Jonathan McClory is a partner at Sanctuary Counsel, a strategic advisory firm in London, and the creator of The Soft Power 30 index.
It feels like another era, but it was less than four years ago that Xi Jinping took to the stage at the 2017 World Economic Forum in Davos, setting out China's stall as an emerging force for global good, a protector of international trade, and a champion for combating climate change.
Directing his speech to the global elite, President Xi asserted that China would fill the leadership vacuum soon to be left by the U.S. under President Donald Trump's "America First" banner. Xi's well-timed intervention marked what could have been a critical inflection point. The combined impact of the Brexit vote and Trump's 2016 campaign victory left the West in a collective state of shock and presented China with its greatest strategic opportunity since the end of the Cold War. While the early overtures to the global community were well-positioned, China's recent shifts in strategy, tactics, and rhetoric have since allowed a weakened American-led West time to regroup, recover, and -- under a likely new U.S. administration -- rebalance against a more aggressive China.
The rise of China has been one of the dominant global narratives since the turn of the millennium. China's growing economic might has been taken as a given in foreign policy circles, but the extent to which it has translated this newfound economic power into international political influence is far less certain. China's lack of progress in building significant stores of global goodwill is ultimately the result of strategic miscalculations, underpinned by confrontational diplomatic tactics and harsh tone of voice from government spokespeople and interlocutors.
It has not always been thus. Indeed, China's overriding strategy at the end of the Cold War followed Deng Xiaoping's maxim of "hide our capabilities and bide our time." Over twenty years, this doctrine of strategic patience allowed China the space to focus internally on developing its own economy, capacity for innovation, and national security capabilities. As China's foreign policy planners assessed the damage done to the West by the 2008 financial crisis, then President Hu Jintao moved China into a new strategic phase of actively shaping the conditions of its immediate neighborhood. This led to more muscular positions on Taiwan, claims in the South China Sea, and even the creation of new China-led international institutions like the Asian Infrastructure Investment Bank.

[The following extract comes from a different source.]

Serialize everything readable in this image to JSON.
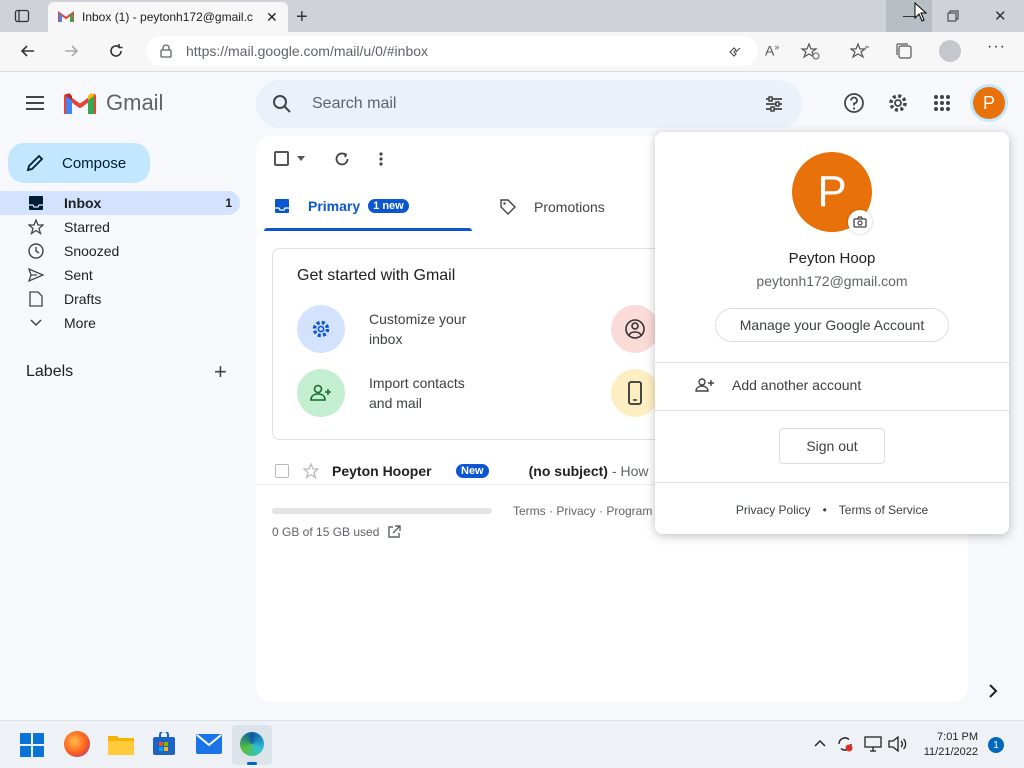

Less than a decade later, President Xi ushered in China's third post-Cold War strategic phase, pivoting from regional power projection to wider global influence. Now China is working to reshape global governance systems, challenge international rules that run counter to its interests, and aggressively confront opposition to its interests, values, or policy. This is seen in actions as diverse as working to exclude Taiwan from important international forums on global health, to banning America's National Basketball League in response to the opinions of one executive's personal views on Hong Kong.
The irony of China's current international strategy is that it began with the positive, collaborative tone of Xi's Davos speech in 2017, only to descend into what commentators now call China's "wolf warrior" diplomacy. So, what does China's Ministry of Foreign Affairs have to show for its wolf warrior efforts? Very little, it would seem.
New international survey data published earlier this month by the Pew Global Research Center confirms the diplomatic tactics underpinning China's new global expansion strategy are badly backfiring. According to Pew's new data, China's global reputation -- and by extension its soft power -- has hit historic lows in a number of major advanced-economy countries. Australia, the U.K., South Korea, Canada, Sweden, the U.S., and Germany have all reported record levels of "unfavorability"' toward China. The growth in this negative sentiment toward China has been most pronounced in the last two years. Pew's data illustrates the real-time impact of China's pivot from the positive language of Xi's Davos speech to the acerbic rhetoric of Beijing's new wolf warrior diplomats. With less trust, Chinese businesses face uphill battles for market access, and China's contributions to global issues are greeted with skepticism.
And this goes to the crux of China's soft power contradiction. Consecutive leaders have invested billions of dollars to develop China's soft power assets. These include state-backed media like international broadcaster CGTN; a 400+ strong global network of Confucius Institutes that teach Mandarin and promote Chinese culture; and regularly rolling out the red carpet for Olympics and World Expos. Moreover, Chinese technology, innovation, education, and culture are winning over growing global audiences, users, consumers, and students. Clearly, China has much to offer the global community, and many "Chinese solutions" should be welcomed -- or at least assessed on their merit.
But the sharp teeth of China's wolf warrior diplomats, combined with perceptions of a more aggressive and self-motivated China, represent major soft power liabilities for the Middle Kingdom. At a time when Western powers have hobbled themselves with botched pandemic responses and political uncertainty, China's wolf warrior diplomacy has hindered the country's ability to leverage greater influence on the global stage. Calling off the wolves and rediscovering the collaborative tone of Xi's Davos speech, however, could be the solution to reversing China's global trust deficit and declining soft power.